Limitations and Future Directions
The study’s empirical scope is limited to single-instance experiments and a single LLM (Claude Sonnet 4.6); multi-run, cross-model, and longitudinal analyses are required for broader generalization. The present work does not address subjective experience or claims of consciousness; rather, it focuses on inspectable, traceable mechanisms. Finally, as associations in the SNN substrate resist decay, strategies for managing deleterious or adversarial connections must be developed for safe deployment.
Future research should explore:
- Scaling up to population-level user studies and diverse conversational domains.

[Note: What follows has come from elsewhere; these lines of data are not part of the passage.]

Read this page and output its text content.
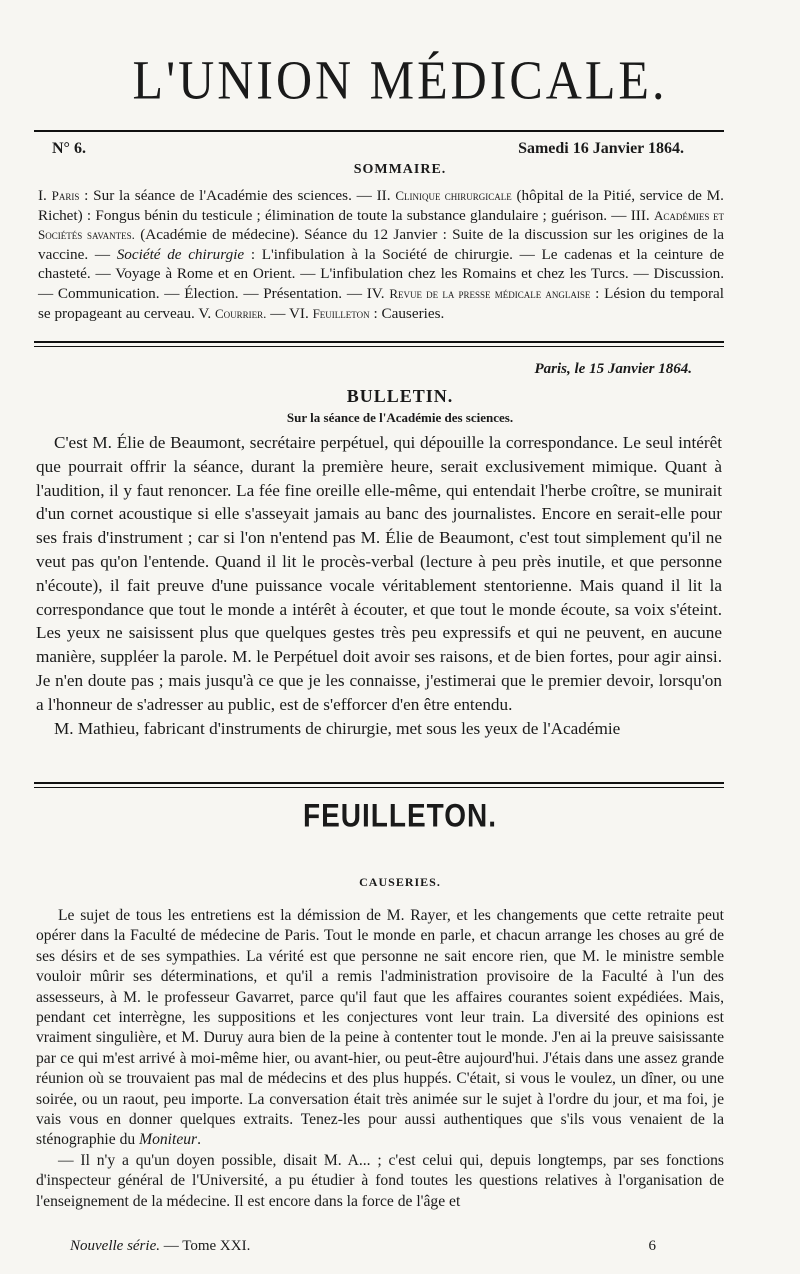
L'UNION MÉDICALE.
N° 6.	Samedi 16 Janvier 1864.
SOMMAIRE.
I. Paris : Sur la séance de l'Académie des sciences. — II. Clinique chirurgicale (hôpital de la Pitié, service de M. Richet) : Fongus bénin du testicule ; élimination de toute la substance glandulaire ; guérison. — III. Académies et Sociétés savantes. (Académie de médecine). Séance du 12 Janvier : Suite de la discussion sur les origines de la vaccine. — Société de chirurgie : L'infibulation à la Société de chirurgie. — Le cadenas et la ceinture de chasteté. — Voyage à Rome et en Orient. — L'infibulation chez les Romains et chez les Turcs. — Discussion. — Communication. — Élection. — Présentation. — IV. Revue de la presse médicale anglaise : Lésion du temporal se propageant au cerveau. V. Courrier. — VI. Feuilleton : Causeries.
Paris, le 15 Janvier 1864.
BULLETIN.
Sur la séance de l'Académie des sciences.

C'est M. Élie de Beaumont, secrétaire perpétuel, qui dépouille la correspondance. Le seul intérêt que pourrait offrir la séance, durant la première heure, serait exclusivement mimique. Quant à l'audition, il y faut renoncer. La fée fine oreille elle-même, qui entendait l'herbe croître, se munirait d'un cornet acoustique si elle s'asseyait jamais au banc des journalistes. Encore en serait-elle pour ses frais d'instrument ; car si l'on n'entend pas M. Élie de Beaumont, c'est tout simplement qu'il ne veut pas qu'on l'entende. Quand il lit le procès-verbal (lecture à peu près inutile, et que personne n'écoute), il fait preuve d'une puissance vocale véritablement stentorienne. Mais quand il lit la correspondance que tout le monde a intérêt à écouter, et que tout le monde écoute, sa voix s'éteint. Les yeux ne saisissent plus que quelques gestes très peu expressifs et qui ne peuvent, en aucune manière, suppléer la parole. M. le Perpétuel doit avoir ses raisons, et de bien fortes, pour agir ainsi. Je n'en doute pas ; mais jusqu'à ce que je les connaisse, j'estimerai que le premier devoir, lorsqu'on a l'honneur de s'adresser au public, est de s'efforcer d'en être entendu.

M. Mathieu, fabricant d'instruments de chirurgie, met sous les yeux de l'Académie

FEUILLETON.
CAUSERIES.

Le sujet de tous les entretiens est la démission de M. Rayer, et les changements que cette retraite peut opérer dans la Faculté de médecine de Paris. Tout le monde en parle, et chacun arrange les choses au gré de ses désirs et de ses sympathies. La vérité est que personne ne sait encore rien, que M. le ministre semble vouloir mûrir ses déterminations, et qu'il a remis l'administration provisoire de la Faculté à l'un des assesseurs, à M. le professeur Gavarret, parce qu'il faut que les affaires courantes soient expédiées. Mais, pendant cet interrègne, les suppositions et les conjectures vont leur train. La diversité des opinions est vraiment singulière, et M. Duruy aura bien de la peine à contenter tout le monde. J'en ai la preuve saisissante par ce qui m'est arrivé à moi-même hier, ou avant-hier, ou peut-être aujourd'hui. J'étais dans une assez grande réunion où se trouvaient pas mal de médecins et des plus huppés. C'était, si vous le voulez, un dîner, ou une soirée, ou un raout, peu importe. La conversation était très animée sur le sujet à l'ordre du jour, et ma foi, je vais vous en donner quelques extraits. Tenez-les pour aussi authentiques que s'ils vous venaient de la sténographie du Moniteur.

— Il n'y a qu'un doyen possible, disait M. A... ; c'est celui qui, depuis longtemps, par ses fonctions d'inspecteur général de l'Université, a pu étudier à fond toutes les questions relatives à l'organisation de l'enseignement de la médecine. Il est encore dans la force de l'âge et

Nouvelle série. — Tome XXI.	6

- Systematic cross-LLM architectural validation to tease apart substrate- versus reasoning-engine-driven behaviours.
- Advancements in synaptic auditing and safety constraints for persistent association management.
- Neural-symbolic interface extensions to facilitate explainable reasoning grounded in dynamical, associative memories.
Conclusion
EMBER defines a new paradigm for integrating LLMs with memory by installing the LLM as a replaceable reasoning core within a persistent, autonomously associative SNN substrate. This division enables memory dynamics that are both biologically plausible and operationally distinct from current memory-augmented LLM architectures. The architecture’s z-score population code resolves dimensionality bottlenecks, facilitates robust person-topic associations, and permits idle-state associative propagation to meaningfully shape AI behaviour. Preliminary evidence suggests that this approach provides both richer emergent behaviour and more persistent, interpretable memory associations than LLM-centric or retrieval-augmented systems, thus paving the way for a new class of continual, association-driven cognitive agents.